Sam Brookes served on Lancaster bombers with Bomber Command and flew thirty missions. In this blog, Sam tells us of a daring raid on the Baltic coast of Poland, and remembers the crews who did not return.
About 11.00 am we hear that the Lancasters are being bombed up and fuelled. Here’s the chance to find out what is ahead. I walk across the fields to where our Lancaster 'M for Mike' stands at its dispersal. Yes, it is being bombed up and the petrol bowsers are there. The bomb load is one 4000 lb cookie and eight 500lb blast bombs and the petrol load is 2154 gallons.
That’s full tanks for a Lancaster, so we are going a long way tonight.
As the time approaches we all arrive at the briefing room, lining up to show our identity cards to the RAF Police, who check each one of us off against the battle order.
Security is tight, no absentees of course and no one gets in unless their name is listed. Precisely on time we stand, as the station commander enters with the squadron commander.
They take their seats at the front and we all sit to watch the curtain being drawn back from the huge map of Europe that covers the end wall. There we see that tonight’s target is Stettin (now Szczecin), on the Baltic coast of Poland.
We are to fly across the North Sea into Sweden. Then south, into the Baltic, crossing the island of Bornholm, then south to Stettin and the target. The return route is virtually the same. Looking across the briefing room there are a few surprised and concerned expressions.
It’s a long way and the repeated route home looks like trouble. The briefing continues with bomb-load and weather information and Group Captain King emphasises that the purpose of the raid is to disrupt German troop movements as they prepare to defend against the Russians.
We repair to the crew room where each of us has a locker where the flying gear is kept. I clear my pockets of any items that might be useful to the Germans and store them in the locker. I wonder whether I will retrieve them or if someone will clear the locker for me after I fail to return.
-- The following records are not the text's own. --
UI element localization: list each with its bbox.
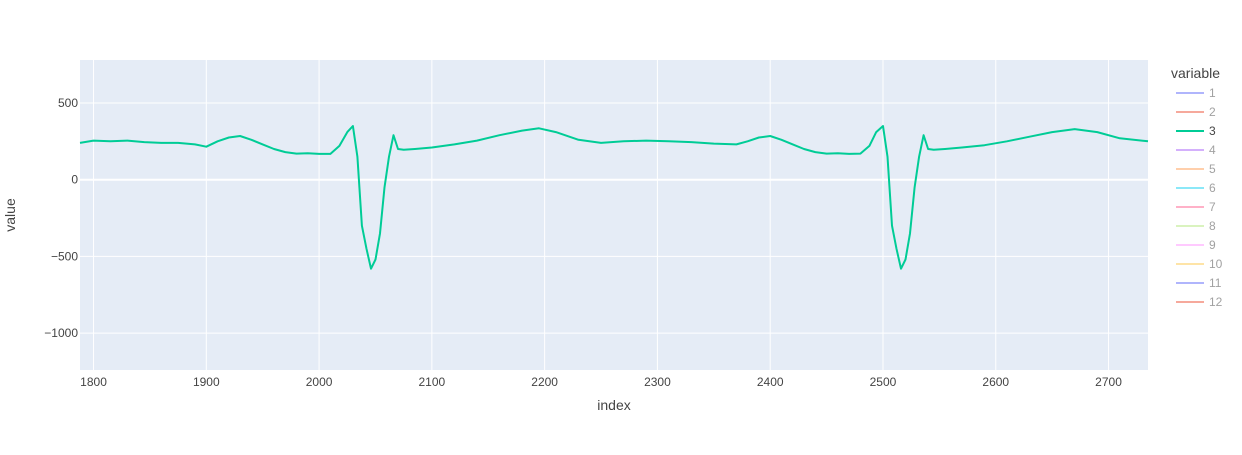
y-axis-title: value — [2, 198, 18, 232]
legend-label: 4 — [1209, 143, 1216, 157]
legend-item-5[interactable]: 5 — [1176, 162, 1216, 176]
legend-item-12[interactable]: 12 — [1176, 295, 1223, 309]
y-tick-label: −500 — [51, 249, 78, 263]
legend-item-8[interactable]: 8 — [1176, 219, 1216, 233]
x-tick-label: 2700 — [1095, 375, 1122, 389]
y-tick-label: 0 — [71, 173, 78, 187]
legend-label: 8 — [1209, 219, 1216, 233]
legend-label: 11 — [1209, 276, 1222, 290]
legend-label: 5 — [1209, 162, 1216, 176]
y-axis-ticks: 500 0 −500 −1000 — [44, 96, 78, 340]
legend-item-6[interactable]: 6 — [1176, 181, 1216, 195]
x-tick-label: 2200 — [531, 375, 558, 389]
x-axis-ticks: 1800 1900 2000 2100 2200 2300 2400 2500 2600 2700 — [80, 375, 1122, 389]
legend-item-11[interactable]: 11 — [1176, 276, 1222, 290]
legend-label: 9 — [1209, 238, 1216, 252]
legend-label: 7 — [1209, 200, 1216, 214]
legend-label: 1 — [1209, 86, 1216, 100]
series-line-3 — [79, 125, 1149, 270]
x-tick-label: 2300 — [644, 375, 671, 389]
x-tick-label: 2500 — [870, 375, 897, 389]
x-tick-label: 2000 — [306, 375, 333, 389]
legend-label: 6 — [1209, 181, 1216, 195]
legend-item-4[interactable]: 4 — [1176, 143, 1216, 157]
legend-title: variable — [1171, 65, 1220, 81]
x-tick-label: 1800 — [80, 375, 107, 389]
x-tick-label: 2400 — [757, 375, 784, 389]
legend-label: 10 — [1209, 257, 1223, 271]
grid-lines — [80, 60, 1148, 370]
legend-item-9[interactable]: 9 — [1176, 238, 1216, 252]
series-layer — [79, 125, 1149, 270]
legend-label: 3 — [1209, 124, 1216, 138]
legend-label: 12 — [1209, 295, 1223, 309]
legend-item-7[interactable]: 7 — [1176, 200, 1216, 214]
x-tick-label: 2100 — [419, 375, 446, 389]
y-tick-label: −1000 — [44, 326, 78, 340]
legend-item-3[interactable]: 3 — [1176, 124, 1216, 138]
x-axis-title: index — [597, 397, 630, 413]
legend-item-10[interactable]: 10 — [1176, 257, 1223, 271]
x-tick-label: 2600 — [982, 375, 1009, 389]
plot-background — [80, 60, 1148, 370]
x-tick-label: 1900 — [193, 375, 220, 389]
legend-item-2[interactable]: 2 — [1176, 105, 1216, 119]
legend-label: 2 — [1209, 105, 1216, 119]
legend-item-1[interactable]: 1 — [1176, 86, 1216, 100]
y-tick-label: 500 — [58, 96, 78, 110]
Even though we are in summer the night skies over the Baltic will be cold, maybe -30c or colder. I will be flying in an unheated part of the plane so I don my electrically heated flying suit with electrically heated gloves and socks.
This is perhaps the most stressful time of all. We know what we are to do and the quite awful dangers we will face but there is still nearly an hour before take-off. We all check our equipment but there is not a lot of conversation as each man thinks his own thoughts.
Our turn comes and we trundle onto the runway to receive a green Aldis lamp flash from the controller. Once airborne there is a sharp sense of relief.
My job on board was to use special “airborne cigar” (ABC) transmitters to jam German night fighter frequencies to prevent them from hearing the instructions from their ground controllers. As we near the Danish coast there are early signs of German transmissions which I and other squadron operators are quick to jam.
No sign of flak or combats so far and we cross into Sweden where, almost immediately, there are searchlights and tracer flak ahead. Strangely, that activity ceases as we pass over but re-commences when the bomber stream is well past.
Crossing the Baltic and Bornholm is uneventful and as we see the German coast ahead, Stettin is already lit by the pathfinders target indicator flares. There is heavy flak but mostly seemingly inaccurate and such searchlights as we see are also ineffective.
We get a good bombing run, take our target photograph and turn sharply to port to leave the defended area and return north for Sweden and home. We have violated Sweden’s neutral airspace on both the outward and homeward trips. This time we are not alone.
German night fighters have followed our homeward track into Sweden and one of our squadron’s aircraft is shot down near Malmo. A second is brought down before we leave Swedish airspace. Back across the Kattegat and the German night fighters in Denmark are well aware of us.
We lost another of the squadron’s aircraft from fighters over Denmark, with no survivors. The remaining twelve cross into the safety of the North Sea.
We have lost three aircraft, 24 aircrew killed, 20% of those from our squadron participating in bombing this distant target. We hope we have given some assistance to the Russians.
Touch down is at 06.12 hours, exactly nine hours after take-off. A crew bus takes us to the briefing room, now the interrogation room, where we hand in our logs and are questioned by intelligence officers on every aspect of the flight. All that while drinking welcome mugs of tea, spiked with brandy.
I can now make my way to bed and crawl in, thankful and quite exhausted. It is 24 hours since my head was last on this pillow... oblivion.
Back in 1944 I made the following note sometime after the raid.
Three crews have not returned. First there was Flight Lieutenant Stewart. We hear later that his crew was buried with full military honours in Sweden two days later but they did not find Stewart himself. Perhaps he is alive somewhere, but I doubt it. Next there is Flying Officer Piprell, his fate is uncertain. The Swedes have found his aircraft with no bodies in it. His bomb aimer was later buried in southern Sweden. The third crew Flying Officer Foster and all his crew are buried in a mass grave near the east coast of Jutland. Later Stewart’s name and Piprell’s both appear in the squadron roll of honour so it seems that no one survived. Fisher and his crew were very new to the squadron, I did not know them.